Unfortunately, complete staging and right mandibular lymph node sampling were not performed in this case due to the client’s financial restrictions. These could have led to the upstage of this disease with the identification of involvement of other organs. Clinical examination, haematology and biochemical analysis were, however, not supportive of multiorgan involvement. Furthermore, feline extranodal nasal and nasopharyngeal lymphoma is commonly presented as stage I (localised disease).9,10,18,26 Restaging with either MRI or CT was also not performed, for the same reason of the client’s financial limitations. Restaging might have been helpful to evaluate the clinical response and early recurrence.
Conclusions
Our findings further support the inclusion of lymphoma in the differentials for diseases affecting the middle and/or inner ear and extending intracranially in cats. Although lymphoma of the middle ear is rare and historically associated with a poor prognosis, a survival time of up to 22 months appears possible with chemotherapy. Chemotherapy should therefore be considered in the treatment of these cases.
Footnotes
Conflict of interest
The authors declared no potential conflicts of interest with respect to the research, authorship, and/or publication of this article.
Funding
The authors received no financial support for the research, authorship, and/or publication of this article.
Ethical approval
The work described in this manuscript involved the use of non-experimental (owned or unowned) animals.

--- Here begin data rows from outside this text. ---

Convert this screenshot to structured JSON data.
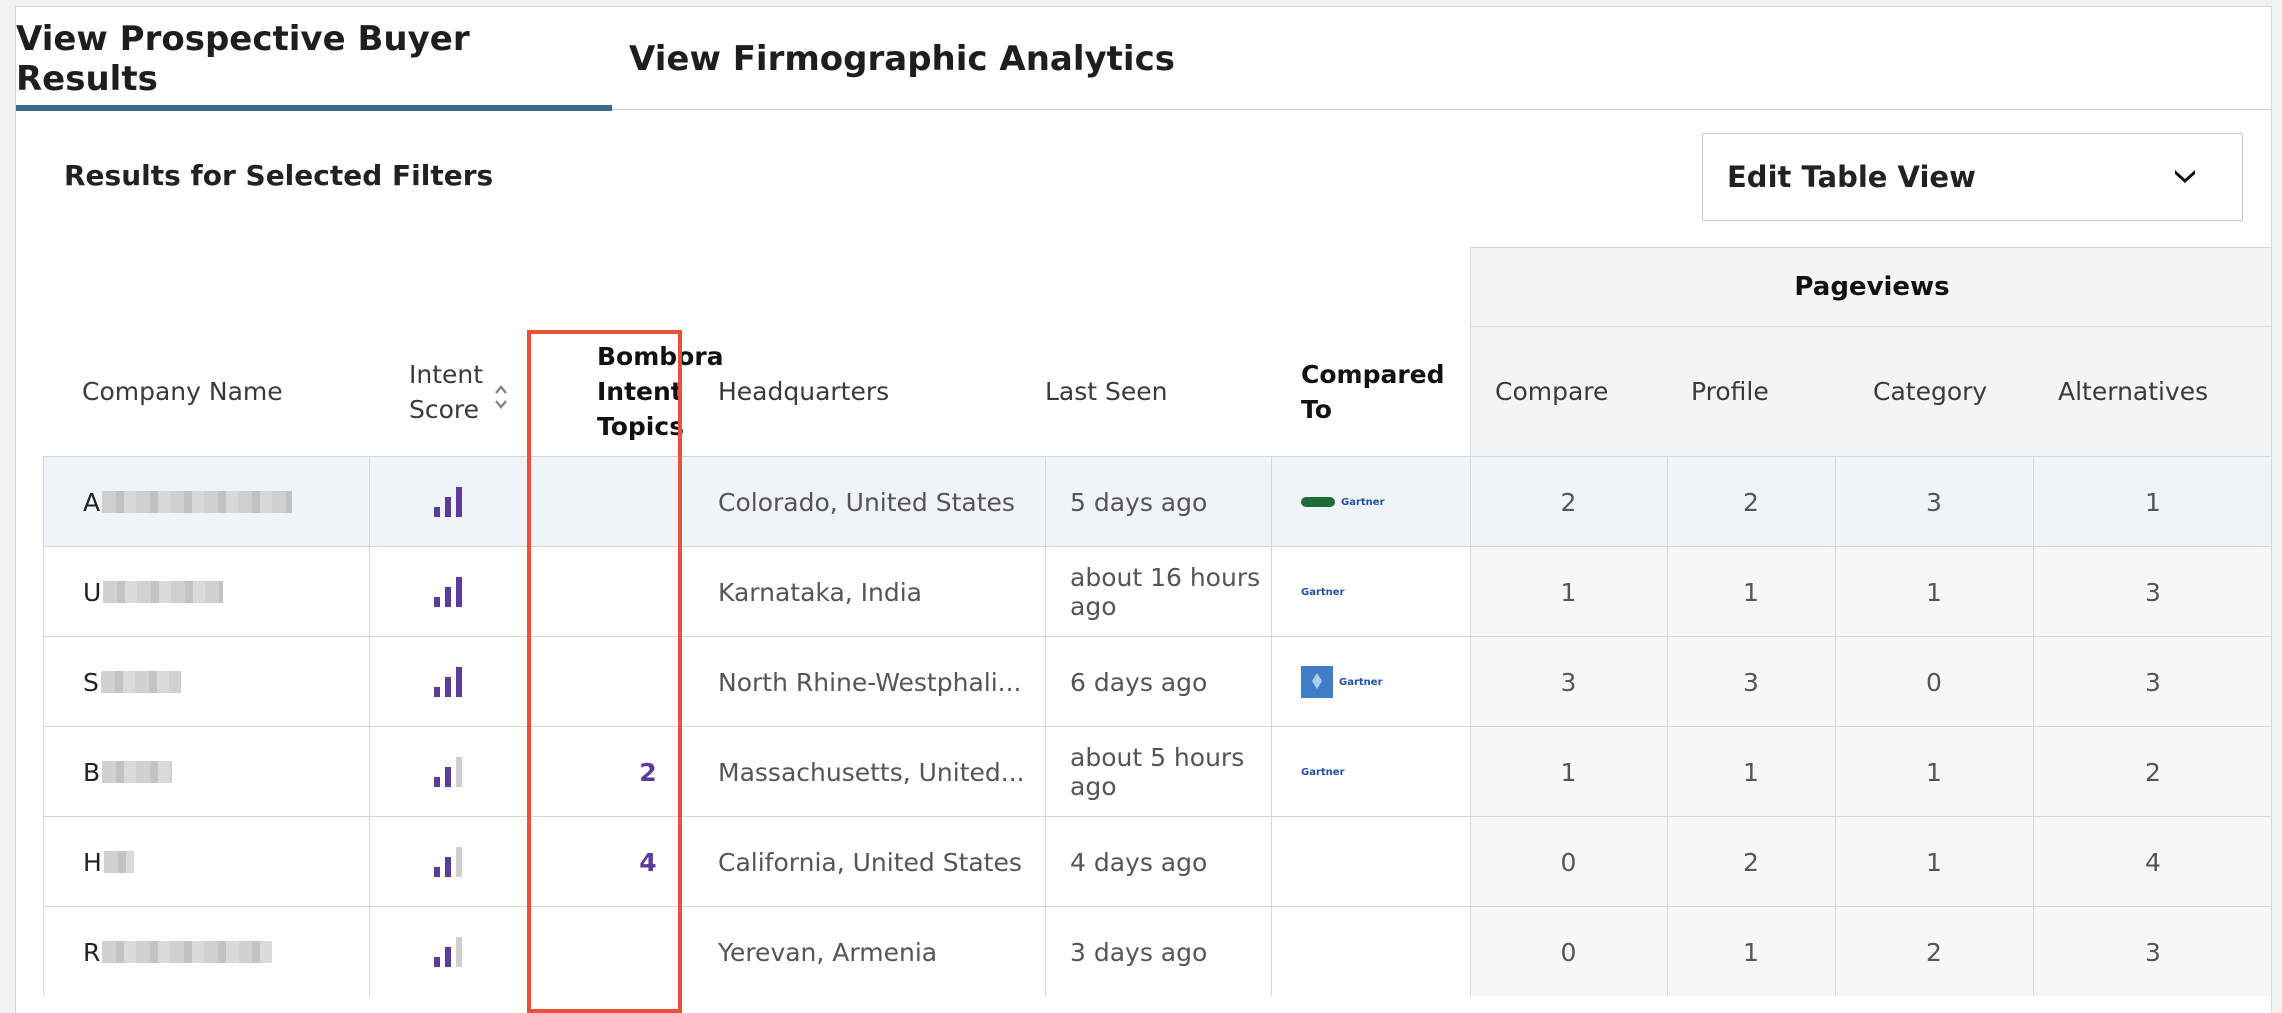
{
  "tabs": [
    {
      "label": "View Prospective Buyer Results",
      "active": true
    },
    {
      "label": "View Firmographic Analytics",
      "active": false
    }
  ],
  "results_title": "Results for Selected Filters",
  "edit_view": {
    "label": "Edit Table View"
  },
  "table": {
    "group_header": "Pageviews",
    "headers": {
      "company": "Company Name",
      "intent_line1": "Intent",
      "intent_line2": "Score",
      "bombora_line1": "Bombora",
      "bombora_line2": "Intent",
      "bombora_line3": "Topics",
      "hq": "Headquarters",
      "last_seen": "Last Seen",
      "compared_to": "Compared To",
      "compare": "Compare",
      "profile": "Profile",
      "category": "Category",
      "alternatives": "Alternatives"
    },
    "rows": [
      {
        "initial": "A",
        "intent_level": 3,
        "topics": "",
        "hq": "Colorado, United States",
        "last_seen": "5 days ago",
        "compared_logo": "green",
        "compare": "2",
        "profile": "2",
        "category": "3",
        "alternatives": "1"
      },
      {
        "initial": "U",
        "intent_level": 3,
        "topics": "",
        "hq": "Karnataka, India",
        "last_seen": "about 16 hours ago",
        "compared_logo": "none",
        "compare": "1",
        "profile": "1",
        "category": "1",
        "alternatives": "3"
      },
      {
        "initial": "S",
        "intent_level": 3,
        "topics": "",
        "hq": "North Rhine-Westphali...",
        "last_seen": "6 days ago",
        "compared_logo": "blue",
        "compare": "3",
        "profile": "3",
        "category": "0",
        "alternatives": "3"
      },
      {
        "initial": "B",
        "intent_level": 2,
        "topics": "2",
        "hq": "Massachusetts, United...",
        "last_seen": "about 5 hours ago",
        "compared_logo": "none",
        "compare": "1",
        "profile": "1",
        "category": "1",
        "alternatives": "2"
      },
      {
        "initial": "H",
        "intent_level": 2,
        "topics": "4",
        "hq": "California, United States",
        "last_seen": "4 days ago",
        "compared_logo": "empty",
        "compare": "0",
        "profile": "2",
        "category": "1",
        "alternatives": "4"
      },
      {
        "initial": "R",
        "intent_level": 2,
        "topics": "",
        "hq": "Yerevan, Armenia",
        "last_seen": "3 days ago",
        "compared_logo": "empty",
        "compare": "0",
        "profile": "1",
        "category": "2",
        "alternatives": "3"
      }
    ]
  },
  "compared_logo_text": "Gartner",
  "colors": {
    "accent": "#3e6a8c",
    "intent_bar": "#5b3d99",
    "highlight": "#e5533a"
  }
}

Established internationally recognised high standards (‘best practice’) of veterinary clinical care for the individual patient were always followed and/or this work involved the use of cadavers. Ethical approval from a committee was therefore not specifically required for publication in JFMS Open Reports. Although not required, where ethical approval was still obtained, it is stated in the manuscript.
Informed consent
Informed consent (verbal or written) was obtained from the owner or legal custodian of all animal(s)described in this work (experimental or non-experimental animals, including cadavers) for all procedure(s) undertaken (prospective or retrospective studies). No animals or people are identifiable within this publication, and therefore additional informed consent for publication was not required.